Negligent Slip and Fall Case at Your Apartment: Is this Grounds to Terminate a Lease?
Slip and fall accidents can happen anywhere, often including apartment buildings or the units themselves. In such instances, it’s important for landlords to understand the potential fallout. First off, negligence is almost always necessary for there to be any liability in a slip and fall case, but how do you determine if a landlord is negligent? For those who don’t already know, negligence is often defined as failing to take a reasonable amount of care. In the landlord and tenant context, this often means failing to fix a condition that the landlord knew or reasonably should have known was unsafe (i.e. – a broken stair, missing handrail, etc).
When the slip and fall is the result of a dangerous or defective condition in the apartment, negligence often comes to down to whether the landlord knew or should have known about it. Let’s use a slip and fall that occurs because of a leaky pipe as a hypothetical.
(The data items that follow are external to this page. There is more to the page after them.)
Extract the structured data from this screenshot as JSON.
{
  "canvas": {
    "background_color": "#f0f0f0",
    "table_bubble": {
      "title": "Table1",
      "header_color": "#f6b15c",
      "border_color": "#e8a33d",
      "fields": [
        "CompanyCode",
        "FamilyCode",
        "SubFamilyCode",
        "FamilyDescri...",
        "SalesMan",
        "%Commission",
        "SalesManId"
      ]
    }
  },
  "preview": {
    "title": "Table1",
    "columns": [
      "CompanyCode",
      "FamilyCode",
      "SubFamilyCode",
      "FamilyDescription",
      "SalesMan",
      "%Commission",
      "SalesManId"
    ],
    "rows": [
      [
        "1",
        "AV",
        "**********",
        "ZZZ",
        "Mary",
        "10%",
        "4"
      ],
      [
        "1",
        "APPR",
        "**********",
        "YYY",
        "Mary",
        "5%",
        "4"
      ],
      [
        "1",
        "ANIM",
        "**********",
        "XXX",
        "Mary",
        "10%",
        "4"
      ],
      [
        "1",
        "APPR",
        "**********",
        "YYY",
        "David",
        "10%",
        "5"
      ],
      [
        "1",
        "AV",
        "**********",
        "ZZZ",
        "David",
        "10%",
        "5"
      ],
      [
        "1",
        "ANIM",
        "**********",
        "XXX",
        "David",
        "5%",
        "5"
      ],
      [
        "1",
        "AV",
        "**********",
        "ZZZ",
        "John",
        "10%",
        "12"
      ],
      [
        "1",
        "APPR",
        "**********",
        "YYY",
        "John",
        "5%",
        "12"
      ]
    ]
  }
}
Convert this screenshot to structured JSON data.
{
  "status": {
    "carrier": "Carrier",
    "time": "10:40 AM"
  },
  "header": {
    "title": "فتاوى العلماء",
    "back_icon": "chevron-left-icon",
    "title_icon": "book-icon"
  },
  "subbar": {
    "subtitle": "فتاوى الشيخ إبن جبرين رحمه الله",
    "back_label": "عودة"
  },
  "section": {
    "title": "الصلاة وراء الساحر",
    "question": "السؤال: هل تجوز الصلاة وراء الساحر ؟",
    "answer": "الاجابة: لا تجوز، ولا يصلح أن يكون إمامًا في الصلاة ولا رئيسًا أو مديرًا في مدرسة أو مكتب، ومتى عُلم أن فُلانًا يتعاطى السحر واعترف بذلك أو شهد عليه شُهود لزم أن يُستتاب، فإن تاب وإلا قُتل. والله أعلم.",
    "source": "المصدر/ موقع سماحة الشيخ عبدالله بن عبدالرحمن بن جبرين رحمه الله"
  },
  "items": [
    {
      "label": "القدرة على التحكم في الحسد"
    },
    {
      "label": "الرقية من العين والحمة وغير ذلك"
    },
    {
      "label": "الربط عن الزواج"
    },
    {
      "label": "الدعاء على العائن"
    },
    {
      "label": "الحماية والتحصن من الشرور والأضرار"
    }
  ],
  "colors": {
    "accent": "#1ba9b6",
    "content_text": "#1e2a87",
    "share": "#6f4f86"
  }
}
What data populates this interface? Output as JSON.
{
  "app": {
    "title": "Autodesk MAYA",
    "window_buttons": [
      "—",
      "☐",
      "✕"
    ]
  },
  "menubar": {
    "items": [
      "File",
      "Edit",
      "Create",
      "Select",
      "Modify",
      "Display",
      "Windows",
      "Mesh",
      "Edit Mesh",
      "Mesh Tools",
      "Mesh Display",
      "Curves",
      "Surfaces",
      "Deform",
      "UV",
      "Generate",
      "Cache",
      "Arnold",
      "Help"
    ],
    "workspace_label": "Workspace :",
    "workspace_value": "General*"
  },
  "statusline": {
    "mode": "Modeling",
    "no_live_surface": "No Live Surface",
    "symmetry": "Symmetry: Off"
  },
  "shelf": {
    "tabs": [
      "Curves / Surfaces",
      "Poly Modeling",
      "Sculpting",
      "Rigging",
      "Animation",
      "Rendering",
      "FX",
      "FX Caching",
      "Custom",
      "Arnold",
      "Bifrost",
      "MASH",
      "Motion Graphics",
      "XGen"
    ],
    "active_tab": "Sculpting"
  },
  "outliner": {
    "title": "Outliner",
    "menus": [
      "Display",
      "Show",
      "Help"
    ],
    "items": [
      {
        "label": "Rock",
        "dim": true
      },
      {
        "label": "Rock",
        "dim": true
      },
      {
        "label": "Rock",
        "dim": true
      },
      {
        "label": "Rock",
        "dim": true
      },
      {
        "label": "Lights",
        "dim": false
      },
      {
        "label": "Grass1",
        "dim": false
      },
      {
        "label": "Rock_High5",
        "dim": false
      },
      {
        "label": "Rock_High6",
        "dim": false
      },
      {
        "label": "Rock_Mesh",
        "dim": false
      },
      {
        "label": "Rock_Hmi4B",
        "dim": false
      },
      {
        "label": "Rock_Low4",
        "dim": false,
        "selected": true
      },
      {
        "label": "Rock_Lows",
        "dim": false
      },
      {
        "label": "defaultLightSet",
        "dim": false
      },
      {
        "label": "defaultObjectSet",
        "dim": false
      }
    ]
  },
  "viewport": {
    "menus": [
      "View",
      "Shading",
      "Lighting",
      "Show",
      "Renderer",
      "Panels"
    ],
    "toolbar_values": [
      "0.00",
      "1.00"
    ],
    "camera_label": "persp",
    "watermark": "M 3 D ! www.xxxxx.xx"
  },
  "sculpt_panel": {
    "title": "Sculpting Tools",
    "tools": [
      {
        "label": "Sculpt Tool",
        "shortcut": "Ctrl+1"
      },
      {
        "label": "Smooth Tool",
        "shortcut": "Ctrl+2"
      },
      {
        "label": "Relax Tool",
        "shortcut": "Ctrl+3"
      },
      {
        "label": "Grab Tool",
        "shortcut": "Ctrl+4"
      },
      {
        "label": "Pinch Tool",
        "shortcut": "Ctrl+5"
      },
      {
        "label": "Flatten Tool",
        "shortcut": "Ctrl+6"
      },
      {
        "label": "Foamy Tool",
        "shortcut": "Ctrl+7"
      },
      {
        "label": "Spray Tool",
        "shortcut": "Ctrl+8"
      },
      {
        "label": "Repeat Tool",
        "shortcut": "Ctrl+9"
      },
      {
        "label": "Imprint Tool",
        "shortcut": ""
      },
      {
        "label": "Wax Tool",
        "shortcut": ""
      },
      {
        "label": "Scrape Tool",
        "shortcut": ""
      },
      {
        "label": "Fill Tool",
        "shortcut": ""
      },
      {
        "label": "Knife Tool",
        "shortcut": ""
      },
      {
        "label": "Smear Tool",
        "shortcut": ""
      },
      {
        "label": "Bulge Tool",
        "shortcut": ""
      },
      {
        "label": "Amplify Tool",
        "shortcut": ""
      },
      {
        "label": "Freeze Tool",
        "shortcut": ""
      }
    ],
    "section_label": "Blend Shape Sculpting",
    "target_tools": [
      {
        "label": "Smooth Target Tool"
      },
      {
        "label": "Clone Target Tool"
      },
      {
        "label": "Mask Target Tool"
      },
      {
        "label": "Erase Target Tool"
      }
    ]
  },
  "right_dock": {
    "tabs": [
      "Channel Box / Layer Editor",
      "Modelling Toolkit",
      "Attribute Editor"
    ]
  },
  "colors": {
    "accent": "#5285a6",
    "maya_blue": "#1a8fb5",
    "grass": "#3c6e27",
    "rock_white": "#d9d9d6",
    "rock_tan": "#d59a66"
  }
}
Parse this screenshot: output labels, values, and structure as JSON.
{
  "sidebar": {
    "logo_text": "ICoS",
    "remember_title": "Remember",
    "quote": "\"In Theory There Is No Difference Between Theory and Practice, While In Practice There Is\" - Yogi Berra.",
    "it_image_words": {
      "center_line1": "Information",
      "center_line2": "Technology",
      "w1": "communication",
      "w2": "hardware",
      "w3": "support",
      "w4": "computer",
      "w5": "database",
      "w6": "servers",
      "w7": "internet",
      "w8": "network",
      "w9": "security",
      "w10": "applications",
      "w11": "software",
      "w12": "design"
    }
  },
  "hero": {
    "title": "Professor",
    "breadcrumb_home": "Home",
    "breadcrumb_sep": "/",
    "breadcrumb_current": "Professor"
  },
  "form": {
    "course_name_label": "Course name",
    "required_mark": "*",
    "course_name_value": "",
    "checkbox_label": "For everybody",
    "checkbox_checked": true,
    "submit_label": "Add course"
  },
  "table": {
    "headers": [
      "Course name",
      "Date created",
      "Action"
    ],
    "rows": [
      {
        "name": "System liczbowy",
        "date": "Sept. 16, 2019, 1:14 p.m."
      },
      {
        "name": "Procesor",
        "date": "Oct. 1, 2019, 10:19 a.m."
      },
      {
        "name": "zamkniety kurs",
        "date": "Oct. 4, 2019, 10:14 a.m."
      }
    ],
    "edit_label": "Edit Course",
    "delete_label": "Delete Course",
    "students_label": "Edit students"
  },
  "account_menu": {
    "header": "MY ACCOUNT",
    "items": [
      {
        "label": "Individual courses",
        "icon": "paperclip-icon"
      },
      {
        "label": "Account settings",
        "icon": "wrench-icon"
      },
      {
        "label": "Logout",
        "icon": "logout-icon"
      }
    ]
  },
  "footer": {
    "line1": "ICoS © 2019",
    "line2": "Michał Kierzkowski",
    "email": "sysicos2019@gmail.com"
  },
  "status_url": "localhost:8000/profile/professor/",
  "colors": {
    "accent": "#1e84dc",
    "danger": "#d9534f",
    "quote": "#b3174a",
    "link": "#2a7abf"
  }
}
Obviously, if the tenant provided notice to the landlord of the leaky pipe, this is not an issue since the landlord knew about the problem and should have had it fixed before it caused an accident. Otherwise, you would have to show that a reasonable landlord would have known that the pipe was leaking in order to prove negligence. If the leak was inside an apartment unit, it’s very unlikely a reasonable landlord would know about it without a tenant telling him/her (unless the building’s plumbing was so old that a reasonable landlord would assume that leaks were occurring).